I found that out the hard way when I moved to Ohio from Florida last year. The Florida (Southeast) region had been offering gift cards which would give you a discount on your yearly bill (AAA Dollars). I had bought over $1,000 of the things over the previous year (2022). I moved here, and went in to renew, NOT knowing that the membership wasn’t national per se…

They had no idea what AAA Dollars were, nor did they sell a single lousy gift card anywhere in their branches. Needless to say those ~$60 imaginary dollars went to join all the little people in the cornfield. I technically didn’t lose anything per se, but it was just this Balkanized crap where one region can have this wonderful idea, but no other regions ever hear of it and thus never pick it up either.

And I bet they didn’t apologize, either.

The reputation AAA has for being a national company is unfounded, unfair, and misleading. I have no doubt that you are not alone in having run afoul of it.

Just pled ignorance, like I said. Ohio is also c. 20-30 bucks more expensive, so I went from an anticipated $40 bill to a $140 one. The SE Region when I called them said they could do nada with the bucks I had accumulated, since that membership technically was no more.

Well, if they don’t want to have a reputation as a national organization, they could drop the American Automobile Association name and instead each regional club could market itself separately.

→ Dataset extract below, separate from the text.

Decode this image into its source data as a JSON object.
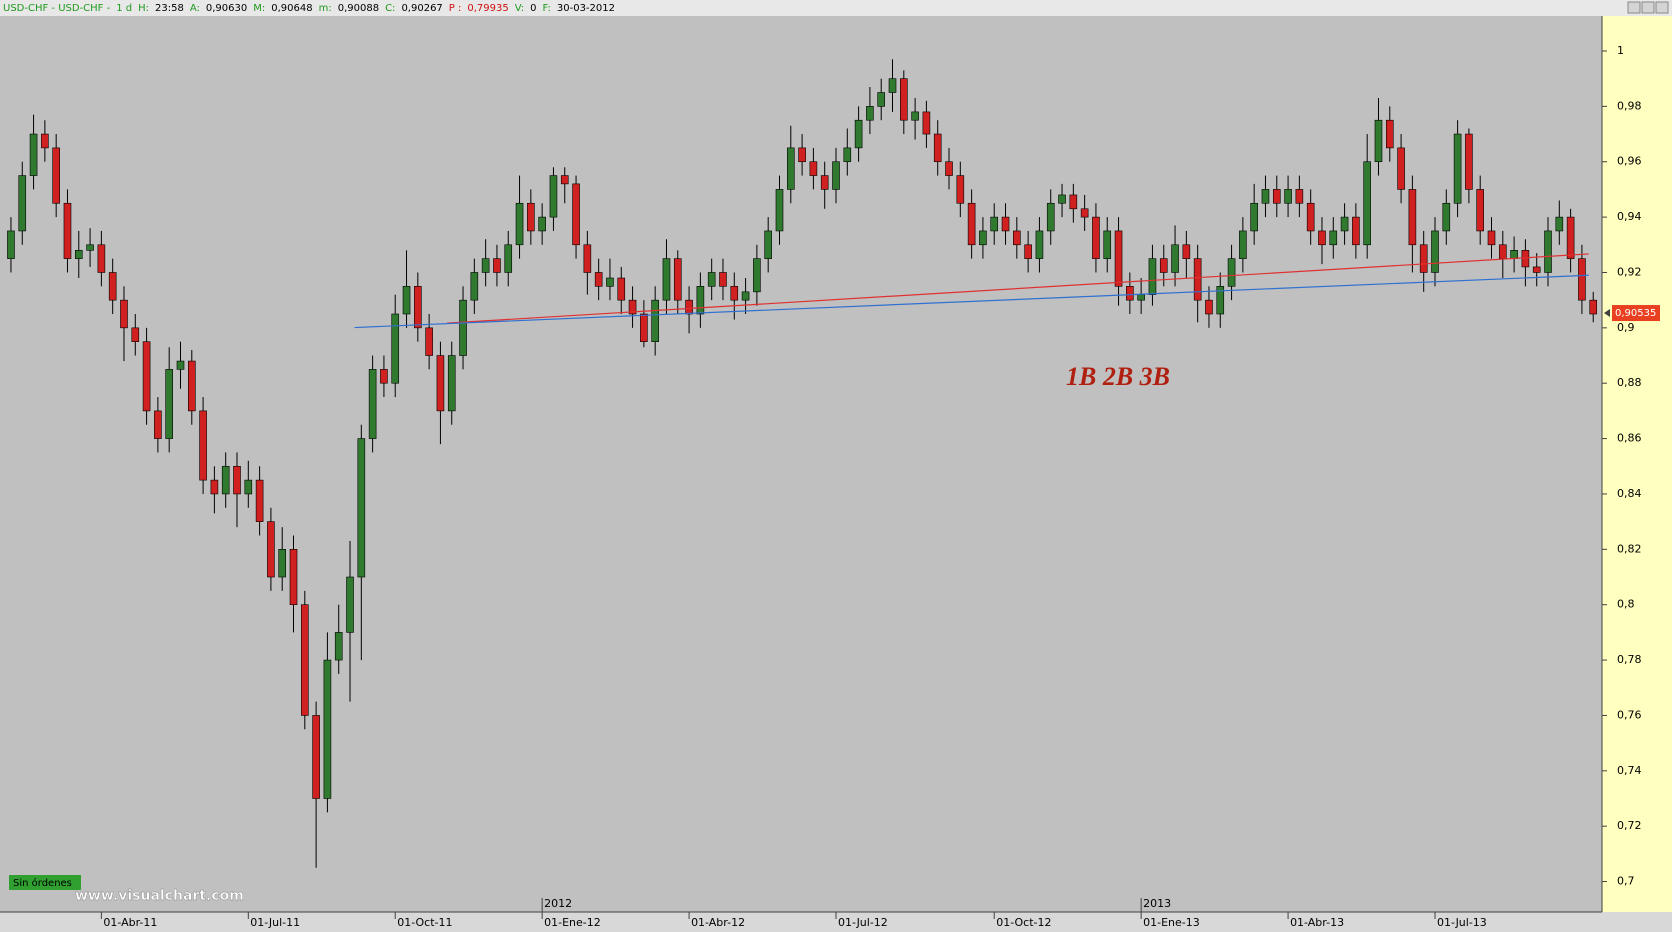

And NONE of this information is available online, I’m guessing. No ‘better use those AAA dollars before you move to another area served by an ENTIRELY DIFFERENT club’ or any such warning.

I won’t say AAA is a scam. But I will say that the image they present (as being a national entity) is false, and that they know this and are deliberately misleading about it in many of their promotions and claims.

That would certainly be the honest approach.